結局、「若い所は信頼できない」という、上司の価値観だけで、私の担当者で会社を選ぶ基準は反故された。
数年後、代理店選びがようやく成功したのは、たまたま「上司の勘」と、私の選定が一致しただけのことである。これに、約4年が費やされた。
なので、「会社を選ぶ時は、担当者を見て選べ」というのは、その通りなのだが、それをするためには、
決定権者がその重要性を理解する
ことが必要になる。
私の感覚では、おそらく、良質な書籍やサイトをいくら勧めた所で、効果はない。
「へぇーなるほど。

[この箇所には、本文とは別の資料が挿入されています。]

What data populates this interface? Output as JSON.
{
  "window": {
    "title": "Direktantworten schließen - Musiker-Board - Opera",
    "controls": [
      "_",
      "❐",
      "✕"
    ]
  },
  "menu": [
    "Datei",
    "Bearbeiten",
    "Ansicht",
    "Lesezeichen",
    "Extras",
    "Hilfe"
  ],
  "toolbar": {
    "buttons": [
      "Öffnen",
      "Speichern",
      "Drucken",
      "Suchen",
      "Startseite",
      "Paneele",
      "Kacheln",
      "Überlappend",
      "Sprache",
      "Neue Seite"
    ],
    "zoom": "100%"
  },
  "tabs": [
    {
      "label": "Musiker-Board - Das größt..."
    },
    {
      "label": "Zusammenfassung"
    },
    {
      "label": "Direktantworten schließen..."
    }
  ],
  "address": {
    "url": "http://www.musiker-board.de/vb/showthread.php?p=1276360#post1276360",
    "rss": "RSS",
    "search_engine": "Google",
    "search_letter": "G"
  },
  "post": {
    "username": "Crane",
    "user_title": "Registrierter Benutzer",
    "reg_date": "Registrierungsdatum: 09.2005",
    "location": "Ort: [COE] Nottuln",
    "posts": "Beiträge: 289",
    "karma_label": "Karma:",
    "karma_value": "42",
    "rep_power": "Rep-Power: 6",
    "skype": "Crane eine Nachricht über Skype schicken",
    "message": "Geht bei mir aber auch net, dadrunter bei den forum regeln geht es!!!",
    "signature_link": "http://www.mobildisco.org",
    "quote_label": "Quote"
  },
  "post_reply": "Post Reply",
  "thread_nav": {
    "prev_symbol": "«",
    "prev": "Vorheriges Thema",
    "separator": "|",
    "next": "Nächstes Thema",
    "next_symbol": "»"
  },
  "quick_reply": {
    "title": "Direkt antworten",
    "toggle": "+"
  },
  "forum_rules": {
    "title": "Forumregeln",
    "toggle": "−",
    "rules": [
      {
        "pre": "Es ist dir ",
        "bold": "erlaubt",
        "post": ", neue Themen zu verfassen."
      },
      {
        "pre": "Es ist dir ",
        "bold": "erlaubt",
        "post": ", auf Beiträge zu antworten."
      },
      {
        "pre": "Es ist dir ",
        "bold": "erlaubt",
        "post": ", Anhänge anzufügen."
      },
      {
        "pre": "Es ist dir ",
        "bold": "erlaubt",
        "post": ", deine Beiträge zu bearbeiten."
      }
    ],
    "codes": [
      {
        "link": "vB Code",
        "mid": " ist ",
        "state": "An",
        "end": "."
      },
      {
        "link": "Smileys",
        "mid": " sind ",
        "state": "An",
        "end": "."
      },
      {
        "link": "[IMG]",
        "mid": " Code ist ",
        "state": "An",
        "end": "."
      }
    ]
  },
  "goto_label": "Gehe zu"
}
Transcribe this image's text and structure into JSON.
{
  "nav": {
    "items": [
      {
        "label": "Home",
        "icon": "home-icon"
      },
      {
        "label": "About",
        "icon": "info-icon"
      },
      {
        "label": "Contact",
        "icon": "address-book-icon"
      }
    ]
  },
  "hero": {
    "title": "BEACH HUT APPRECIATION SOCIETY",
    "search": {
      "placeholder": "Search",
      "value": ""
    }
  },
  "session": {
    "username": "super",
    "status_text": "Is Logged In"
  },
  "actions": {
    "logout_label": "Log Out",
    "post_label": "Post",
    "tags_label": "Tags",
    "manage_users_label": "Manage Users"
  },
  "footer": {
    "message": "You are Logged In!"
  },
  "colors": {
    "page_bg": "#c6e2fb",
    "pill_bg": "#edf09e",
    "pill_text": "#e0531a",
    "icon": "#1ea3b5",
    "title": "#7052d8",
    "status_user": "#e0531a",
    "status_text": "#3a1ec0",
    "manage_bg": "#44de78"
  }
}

これは我々も勉強しないとね」と言って、それでおしまいだ。
これについて、私は今でもどうすれば良かったか、正解は分からない。
ただ、上司自身が、アクションを起こさない限り、理解してもらうのは無理と思っている。
なので、そういう気配が見えないなら、おそらく時間が解決してくれるものではないので、担当者はその会社に見切りをつけ、新しい生き方を考えることも大事ではないか、と考える。
時間は待ってくれない。
停滞は、衰退なのだから。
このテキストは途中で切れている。